Monday, Mar. 10, 1930

ARMY & NAVY

No.1 Gunner

Next to the Army's Chief of Staff rank the heads of the four combatant services: cavalry, field artillery, infantry, air corps. To succeed Major General Fred Thaddeus Austin, retired, as Chief of Field Artillery, President Hoover last week appointed Col. Harry Gore Bishop, 56, who forthwith became a Major General and No. 1 Gunner.*

Now in command of the Eighth Field Artillery at Schofield Barracks, Hawaii, Col. Bishop is a West Pointer (1897). During the World War he commanded the 159th Field Artillery Brigade, the Third Field Artillery Brigade. He has lived with guns and caissons and horses and the smell of black powder during his whole military career.

Once he made an excursion outside his specialized field, with painful results. Learning to fly in 1917, he left San Diego in an Army plane for Calexico, Calif., unhappily named neighbor of Mexicali, Mexico. The plane was forced down, lost, 50 miles south of the border.
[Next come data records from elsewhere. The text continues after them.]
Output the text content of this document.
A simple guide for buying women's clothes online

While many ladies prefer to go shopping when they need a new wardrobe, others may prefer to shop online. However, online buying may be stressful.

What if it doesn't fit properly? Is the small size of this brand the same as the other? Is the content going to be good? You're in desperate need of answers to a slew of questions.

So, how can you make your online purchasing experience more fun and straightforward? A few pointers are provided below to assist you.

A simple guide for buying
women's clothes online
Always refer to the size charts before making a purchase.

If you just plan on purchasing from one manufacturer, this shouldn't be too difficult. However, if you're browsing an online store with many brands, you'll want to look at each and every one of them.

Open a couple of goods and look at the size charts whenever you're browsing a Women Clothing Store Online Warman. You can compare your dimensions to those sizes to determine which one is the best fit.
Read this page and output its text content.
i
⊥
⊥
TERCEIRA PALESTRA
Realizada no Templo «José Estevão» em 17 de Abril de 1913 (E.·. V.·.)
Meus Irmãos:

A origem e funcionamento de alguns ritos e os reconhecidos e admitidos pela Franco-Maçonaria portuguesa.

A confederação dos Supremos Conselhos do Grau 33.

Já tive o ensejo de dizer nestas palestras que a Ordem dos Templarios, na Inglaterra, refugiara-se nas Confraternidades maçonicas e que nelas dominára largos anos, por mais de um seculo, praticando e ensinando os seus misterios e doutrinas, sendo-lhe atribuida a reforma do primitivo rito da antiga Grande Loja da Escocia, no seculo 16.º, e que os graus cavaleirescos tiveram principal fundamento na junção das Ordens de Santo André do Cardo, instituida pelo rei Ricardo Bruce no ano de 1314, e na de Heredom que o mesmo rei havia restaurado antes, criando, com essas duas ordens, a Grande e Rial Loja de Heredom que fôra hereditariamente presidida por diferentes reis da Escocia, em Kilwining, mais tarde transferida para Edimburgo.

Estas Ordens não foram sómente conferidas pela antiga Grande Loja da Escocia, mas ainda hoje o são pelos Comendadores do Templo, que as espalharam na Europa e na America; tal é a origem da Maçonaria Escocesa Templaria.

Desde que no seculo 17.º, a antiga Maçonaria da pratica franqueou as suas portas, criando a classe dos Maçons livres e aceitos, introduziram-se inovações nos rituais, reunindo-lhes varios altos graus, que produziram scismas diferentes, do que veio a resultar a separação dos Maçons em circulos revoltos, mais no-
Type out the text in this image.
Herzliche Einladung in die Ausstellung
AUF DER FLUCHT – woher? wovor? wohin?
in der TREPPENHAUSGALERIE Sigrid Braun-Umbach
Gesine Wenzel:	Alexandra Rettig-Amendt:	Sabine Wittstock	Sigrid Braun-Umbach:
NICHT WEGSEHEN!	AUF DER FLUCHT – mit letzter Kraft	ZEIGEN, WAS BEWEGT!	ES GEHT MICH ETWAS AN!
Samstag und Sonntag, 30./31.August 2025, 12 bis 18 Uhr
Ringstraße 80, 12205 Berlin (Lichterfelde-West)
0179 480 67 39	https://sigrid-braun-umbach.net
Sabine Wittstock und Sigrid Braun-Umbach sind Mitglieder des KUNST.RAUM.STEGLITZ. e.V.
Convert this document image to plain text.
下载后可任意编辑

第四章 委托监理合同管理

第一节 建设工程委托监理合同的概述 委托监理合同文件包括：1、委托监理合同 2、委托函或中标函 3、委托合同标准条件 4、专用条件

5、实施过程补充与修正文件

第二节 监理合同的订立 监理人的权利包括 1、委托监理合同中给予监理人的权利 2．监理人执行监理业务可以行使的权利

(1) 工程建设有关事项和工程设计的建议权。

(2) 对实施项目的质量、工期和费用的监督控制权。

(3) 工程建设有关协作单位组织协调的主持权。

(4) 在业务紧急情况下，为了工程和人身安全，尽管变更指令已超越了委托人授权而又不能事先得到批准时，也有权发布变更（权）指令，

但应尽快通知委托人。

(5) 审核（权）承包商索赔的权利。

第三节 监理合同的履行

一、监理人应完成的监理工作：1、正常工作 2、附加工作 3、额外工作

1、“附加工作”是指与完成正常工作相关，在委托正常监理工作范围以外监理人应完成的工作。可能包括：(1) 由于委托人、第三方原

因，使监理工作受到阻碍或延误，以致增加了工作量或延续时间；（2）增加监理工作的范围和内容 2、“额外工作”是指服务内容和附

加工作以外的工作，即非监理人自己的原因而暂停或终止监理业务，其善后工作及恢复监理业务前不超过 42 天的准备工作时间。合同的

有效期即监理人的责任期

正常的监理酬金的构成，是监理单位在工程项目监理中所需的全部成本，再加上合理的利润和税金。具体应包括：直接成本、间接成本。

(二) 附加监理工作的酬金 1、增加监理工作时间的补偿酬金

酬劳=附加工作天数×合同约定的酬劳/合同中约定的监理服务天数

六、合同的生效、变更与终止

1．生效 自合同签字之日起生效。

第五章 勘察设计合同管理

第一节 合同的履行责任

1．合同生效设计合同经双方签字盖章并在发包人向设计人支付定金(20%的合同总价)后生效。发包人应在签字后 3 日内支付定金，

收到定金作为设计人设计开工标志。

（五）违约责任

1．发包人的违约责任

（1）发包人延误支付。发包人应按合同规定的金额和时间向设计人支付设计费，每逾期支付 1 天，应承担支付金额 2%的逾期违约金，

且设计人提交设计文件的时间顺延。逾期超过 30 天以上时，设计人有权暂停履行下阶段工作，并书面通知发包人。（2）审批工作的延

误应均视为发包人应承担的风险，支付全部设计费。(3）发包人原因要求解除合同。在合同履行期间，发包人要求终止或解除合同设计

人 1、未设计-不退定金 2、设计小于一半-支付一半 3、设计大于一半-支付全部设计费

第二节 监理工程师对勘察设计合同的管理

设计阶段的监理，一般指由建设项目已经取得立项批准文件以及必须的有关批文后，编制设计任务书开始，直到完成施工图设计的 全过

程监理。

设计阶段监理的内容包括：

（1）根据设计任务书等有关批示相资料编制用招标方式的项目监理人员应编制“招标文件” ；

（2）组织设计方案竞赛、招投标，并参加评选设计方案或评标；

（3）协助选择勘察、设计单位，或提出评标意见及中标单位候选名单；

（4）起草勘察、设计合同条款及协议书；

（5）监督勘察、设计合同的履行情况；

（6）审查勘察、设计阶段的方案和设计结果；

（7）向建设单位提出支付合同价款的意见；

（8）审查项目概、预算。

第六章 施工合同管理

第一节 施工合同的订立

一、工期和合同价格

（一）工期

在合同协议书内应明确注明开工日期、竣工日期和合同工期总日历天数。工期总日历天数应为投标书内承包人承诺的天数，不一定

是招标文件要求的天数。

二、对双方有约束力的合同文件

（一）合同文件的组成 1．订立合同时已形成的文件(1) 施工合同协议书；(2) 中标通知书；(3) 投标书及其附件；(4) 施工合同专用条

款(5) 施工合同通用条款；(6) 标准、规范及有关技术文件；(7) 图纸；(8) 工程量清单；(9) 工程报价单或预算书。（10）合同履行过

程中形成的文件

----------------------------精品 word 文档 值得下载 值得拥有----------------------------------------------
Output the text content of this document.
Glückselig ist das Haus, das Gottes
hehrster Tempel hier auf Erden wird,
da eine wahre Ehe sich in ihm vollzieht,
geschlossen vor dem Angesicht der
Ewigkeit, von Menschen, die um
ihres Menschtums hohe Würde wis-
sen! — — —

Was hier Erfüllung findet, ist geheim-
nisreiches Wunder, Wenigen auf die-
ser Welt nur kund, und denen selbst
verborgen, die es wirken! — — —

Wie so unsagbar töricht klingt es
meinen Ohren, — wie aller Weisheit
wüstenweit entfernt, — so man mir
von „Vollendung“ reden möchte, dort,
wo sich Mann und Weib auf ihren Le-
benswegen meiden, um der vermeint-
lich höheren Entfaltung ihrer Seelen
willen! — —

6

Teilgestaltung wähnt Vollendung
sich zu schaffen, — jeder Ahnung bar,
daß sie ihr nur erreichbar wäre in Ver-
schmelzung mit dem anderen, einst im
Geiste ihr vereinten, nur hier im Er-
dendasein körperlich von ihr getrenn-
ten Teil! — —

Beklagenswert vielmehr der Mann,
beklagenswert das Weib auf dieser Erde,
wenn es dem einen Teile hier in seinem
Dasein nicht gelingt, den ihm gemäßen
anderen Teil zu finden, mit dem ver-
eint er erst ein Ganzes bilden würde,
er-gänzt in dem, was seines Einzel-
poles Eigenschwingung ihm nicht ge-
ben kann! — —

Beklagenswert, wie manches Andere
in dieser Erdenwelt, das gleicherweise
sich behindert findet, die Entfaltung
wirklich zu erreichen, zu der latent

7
U. S. and Mexican troops and civilians searched four days before finding Col. Bishop's companion. He directed the searchers 30 miles to the south where lay Col. Bishop, unable to talk or walk. He had subsisted on two sandwiches, two oranges, radiator water from the wrecked plane.

*Figuratively. Technically, No. 1 Gunner is that member of the gun squad who pulls the lanyard which ignites the discharge.